If the road to Hell is paved with good intentions, in economic terms the paving is done by zombies. We’ve all heard of the convention regarding Japanification. In desperation trying to avoid a worse fate, many of Japan’s tortured financial institutions were left open and operating so as to not force losses too much at a time. Rather than allow for recovery, these zombie banks locked Japan’s economy into its so-called deflationary mindset from which it has yet to escape almost three decades later.
Zombie banks were not the only undead firms in Japan’s lasting fall. These eventually gave way to a proliferation of zombie firms, largely industrial, who made up the vast majority of that country’s NPL problem lingering well into the 21st century. Firms that creative destruction would have destroyed long ago were purposefully propped up often on official approval simply because central bankers fear 1929 as if that is the only route to long-lasting depression.
Just as the global economy has exhibited the same symptoms as Japan’s did in the nineties, starting with one lost decade for it already, several OECD researchers last year raised the zombie issue in the non-financial context (at least with regard to Europe).
Policies that spur more efficient corporate restructuring can revive productivity growth by targeting three inter-related sources of labour productivity weakness: the survival of “zombie” firms (low productivity firms that would typically exit in a competitive market), capital misallocation and stalling technological diffusion…As the zombie firm problem may partly stem from bank forbearance, complementary reforms to insolvency regimes are essential to ensure that a more aggressive policy to resolve non-performing loans is effective.
In places like Italy where Italian banks are bursting with NPL’s, there is an obvious link between them and Italy’s descent into further upheaval.
But this may not strictly be a European problem, either. Could it be that it hasn’t been just banks willing to yield forbearance?
You can understand the reluctance to force liquidation on an NPL from the perspective of a troubled bank; the company goes away and the bank immediately books the loss. If the zombie firm remains open even if economically unproductive, creative mathematics on the bank’s balance sheet can maintain a partial illusion indefinitely (as we’ve seen from Japan’s experience) with quasi-official approval. If that NPL can just hang on a little bit more, economic recovery is surely coming and it will fix everything.
It’s an understandable if still lamentable self-delusion. I don’t believe it has been limited to just the financial sector nor constrained by geography.
What I mean by that is specifically US corporate junk (and a lot of other global junk brought on in the 2000’s by the eurodollar’s advance). Junk debt was pummeled to a crisis degree starting in late 2014. For almost two years, the selloff was steep and relentless. Some of that related to oil prices, since a good deal of especially leveraged loan volume derived from US shale, but the whole space went from the place to be to the place to kill your portfolio.
Despite the degree of price pain, however, there really wasn’t many defaults. Overall, it amounted more to a credit crunch, difficulties for a time where junk credits couldn’t issue new debt. In times past, a credit crunch was the precondition for the wave of defaults. In 2014-16, there was surely fear of them that never materialized.
Rather than breathe a full sigh of relief, the junk market rebounded but quite clearly remains still on edge now more than two years after that prior bottom. Why?
I think the answer is zombies. Default risk didn’t really diminish even if the “rising dollar’s” negative influence on liquidity and economy oeventually did. The weakest junk credits were given a temporary reprieve, but the hangman of liquidation and bankruptcy still looms. Many firms, it may be, were given the same kind of forbearance that Japanese zombie banks once provided Japanese zombie industrials (or European banks routinely deliver to European zombies) – only this time it was the junk market.
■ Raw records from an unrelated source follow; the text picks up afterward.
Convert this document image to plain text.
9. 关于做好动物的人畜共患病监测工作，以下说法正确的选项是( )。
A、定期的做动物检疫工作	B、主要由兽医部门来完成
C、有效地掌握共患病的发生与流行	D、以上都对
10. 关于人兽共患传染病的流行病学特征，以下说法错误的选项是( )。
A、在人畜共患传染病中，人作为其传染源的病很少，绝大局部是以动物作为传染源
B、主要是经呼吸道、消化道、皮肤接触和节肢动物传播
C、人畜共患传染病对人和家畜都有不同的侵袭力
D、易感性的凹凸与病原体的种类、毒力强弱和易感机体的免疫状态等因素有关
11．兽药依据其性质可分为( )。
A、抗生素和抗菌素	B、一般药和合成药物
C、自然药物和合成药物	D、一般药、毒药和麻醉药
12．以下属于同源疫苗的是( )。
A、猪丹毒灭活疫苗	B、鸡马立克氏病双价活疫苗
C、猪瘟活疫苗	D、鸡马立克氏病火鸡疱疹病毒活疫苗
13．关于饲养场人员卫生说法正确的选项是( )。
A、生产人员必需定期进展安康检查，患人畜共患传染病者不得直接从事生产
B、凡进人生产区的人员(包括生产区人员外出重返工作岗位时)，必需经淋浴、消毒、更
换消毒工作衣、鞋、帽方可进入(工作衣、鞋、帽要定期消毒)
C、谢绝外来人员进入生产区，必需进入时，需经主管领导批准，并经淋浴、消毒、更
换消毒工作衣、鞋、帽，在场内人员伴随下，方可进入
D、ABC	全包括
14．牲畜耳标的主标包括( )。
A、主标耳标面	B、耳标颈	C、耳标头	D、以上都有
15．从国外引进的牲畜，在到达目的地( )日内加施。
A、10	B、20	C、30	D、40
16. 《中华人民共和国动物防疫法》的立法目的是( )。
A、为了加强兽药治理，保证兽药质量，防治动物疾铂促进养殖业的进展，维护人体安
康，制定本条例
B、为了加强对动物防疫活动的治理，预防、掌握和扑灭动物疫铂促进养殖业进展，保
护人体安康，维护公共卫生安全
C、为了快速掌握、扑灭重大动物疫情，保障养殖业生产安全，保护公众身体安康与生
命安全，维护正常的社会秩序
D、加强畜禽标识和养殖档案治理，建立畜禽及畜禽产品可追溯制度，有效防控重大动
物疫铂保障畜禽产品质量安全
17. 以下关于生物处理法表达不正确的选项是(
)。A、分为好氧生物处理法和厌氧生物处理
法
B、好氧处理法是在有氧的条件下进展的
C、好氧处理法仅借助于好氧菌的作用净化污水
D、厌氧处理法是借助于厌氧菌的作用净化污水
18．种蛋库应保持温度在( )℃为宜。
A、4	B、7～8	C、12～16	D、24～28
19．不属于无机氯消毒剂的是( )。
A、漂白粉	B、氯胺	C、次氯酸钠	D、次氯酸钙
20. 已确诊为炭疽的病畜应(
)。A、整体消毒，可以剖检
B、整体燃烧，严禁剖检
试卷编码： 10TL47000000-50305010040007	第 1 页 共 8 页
The idea appears to be generally the same – give the zombies in junk enough time to survive until economic recovery. Rather than book any big losses in 2015 and 2016, if they could hang on until 2017 then the big economic boom being predicted would pay off especially for where junk prices had been at the lows. No need to force (particularly in leveraged loans) any bankruptcy hits because in recovery everything would be fixed.
But that was supposed to be 2017; it didn’t happen. Fundamentally, zombie junk remains as it was two years ago simply because the economy does, too. The bankruptcy wave never materialized back then but ostensibly there are still really only two outcomes; either recovery, or credit/default risk.
As we move further into 2018 without the economic acceleration and boom (hysteria aside, the inflation scenario never got very far in junk markets), and with liquidity risk rising again, it can’t be surprising that junk markets struggle.
This is a problem for more than the US corporate bond sector. Risk behavior tends to be clumpy in that respect, particularly if there is a high degree of money irregularity behind it.